His response wasn’t going to win any friends among those who worked the whole day: “Friend, I am doing you no wrong. Did you not agree with me for a denarius? Take what belongs to you and go. I choose to give to this last worker as I give to you. Am I not allowed to do what I choose with what belongs to me? Or do you begrudge my generosity?” And this here is the beauty of this parable. It is the brilliance of the unfairness of God. You think life is unfair? The Kingdom of heaven is more so. You think you don’t like it when life doesn’t go the way you want it to, when others treat you unfairly, when God seems not to care how badly things are going for you? I promise you you will like it even less the way God deals with you in His Kingdom.
To understand the unfairness of God, you need to broaden your understanding of life. Do not think of it only as your living on this planet, your living day to day in this world. Life is so much more than that. It is all the blessings, not only in this life, but all of His abundant blessings of eternity. Once you do, you will see things clearly. You will see, in fact, that God is not fair. You will see that life, not just this life, but life in all its fullness and abundance, is not fair. And it won’t be in the way your parents taught you, life isn’t fair, deal with it. You will see it and give thanks to God for it. You will see that exactly what you need is for God to not be fair with you.
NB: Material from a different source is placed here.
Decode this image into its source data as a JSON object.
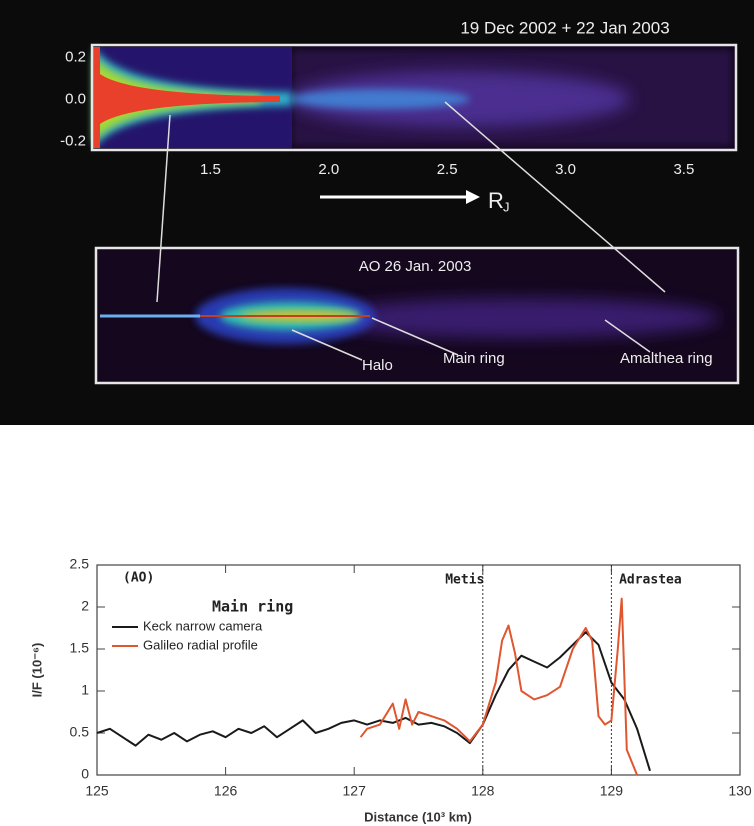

Think of it this way, God will deal with you in the same way you deal with Him. If you want to earn from Him a wage, a wage is what you will get. You will put in the work, you will work hard, you’ll do good works, you’ll toil and sweat, and at the end of the day He will give you your wage. You will have earned it.
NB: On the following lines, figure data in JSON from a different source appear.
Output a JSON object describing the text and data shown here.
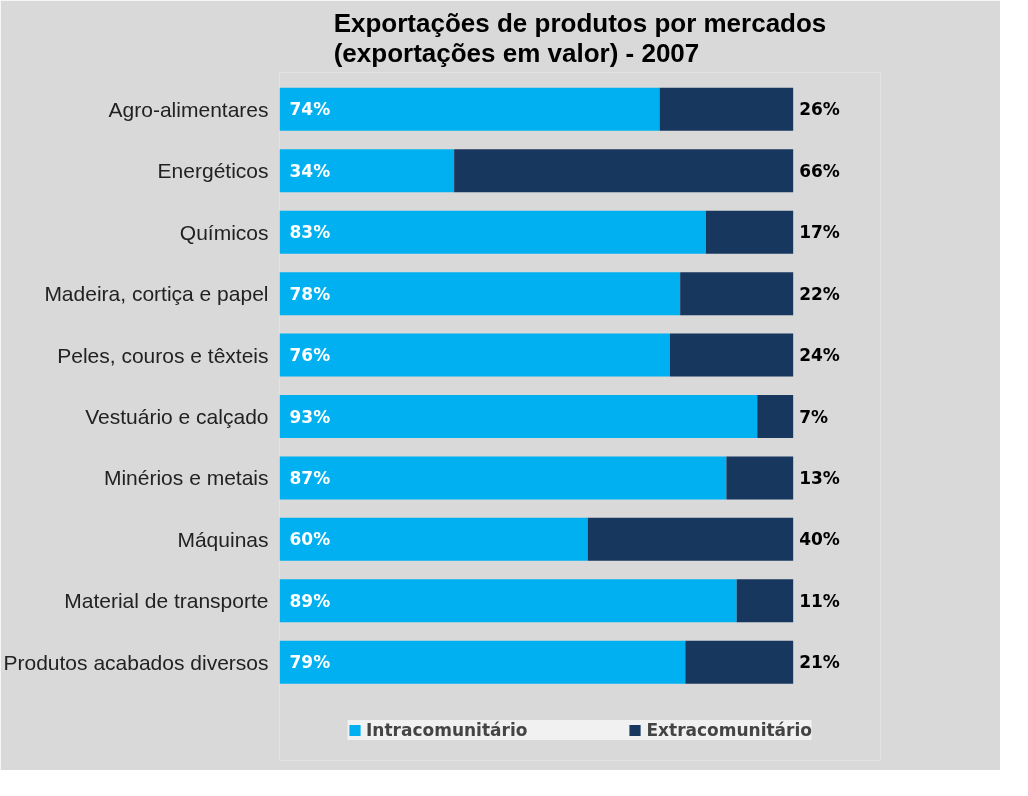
{
  "chart_data": {
    "type": "bar",
    "orientation": "horizontal",
    "stacked": true,
    "title": "Exportações de produtos por mercados\n(exportações em valor) - 2007",
    "categories": [
      "Agro-alimentares",
      "Energéticos",
      "Químicos",
      "Madeira, cortiça e papel",
      "Peles, couros e têxteis",
      "Vestuário e calçado",
      "Minérios e metais",
      "Máquinas",
      "Material de transporte",
      "Produtos acabados diversos"
    ],
    "series": [
      {
        "name": "Intracomunitário",
        "color": "#00b0f0",
        "values": [
          74,
          34,
          83,
          78,
          76,
          93,
          87,
          60,
          89,
          79
        ],
        "value_labels": [
          "74%",
          "34%",
          "83%",
          "78%",
          "76%",
          "93%",
          "87%",
          "60%",
          "89%",
          "79%"
        ]
      },
      {
        "name": "Extracomunitário",
        "color": "#17375e",
        "values": [
          26,
          66,
          17,
          22,
          24,
          7,
          13,
          40,
          11,
          21
        ],
        "value_labels": [
          "26%",
          "66%",
          "17%",
          "22%",
          "24%",
          "7%",
          "13%",
          "40%",
          "11%",
          "21%"
        ]
      }
    ],
    "legend": "bottom",
    "grid": false,
    "tick_labels": "y"
  }
}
The only problem here is that you will look around and you will see all those people who didn’t work nearly as hard as you. They didn’t do nearly the good works you did. They didn’t put in as much time on church boards and helping the needy and driving the elderly to their doctor appointments. In short, they didn’t deserve it like you did. What you won’t see is that they didn’t receive a wage. They received grace. What God gave them was a gift. “Whatever is right, I will give you,” said the landowner. And you know what is right? What is right is grace. Because God doesn’t operate in fairness. He operates in grace.
There was no agreement made on the cross. There was the completely unfair reckoning of your sin and my sin and every person’s sin to Jesus. If you’re looking for a wage you will get it. The wages of sin is death. That’s fair. The thing about God is that He’s completely not about fairness but about grace. Jesus received the wages of our sin. We have received grace. Or do we begrudge His generosity? That truly is the scandal of all of this. God chooses to give to us and to all what we do not deserve. Instead of being fair, Jesus died for every single person. He didn’t check first to make sure we were going to be good workers in the vineyard. He didn’t determine if we were going to work hard and do all the right things and live a life of good works.
He simply died on the cross. He acted in grace. He gave to all because that’s who He is and what He’s about. He gives life and abundantly. This life is not fair, but we see clearly now, and thank Him for it. We see clearly, that there is so much more to life than simply what we know in this life. There is also and especially eternal life; the Kingdom of heaven. And when it comes to that, life is unfair. You have God to thank for that! Amen.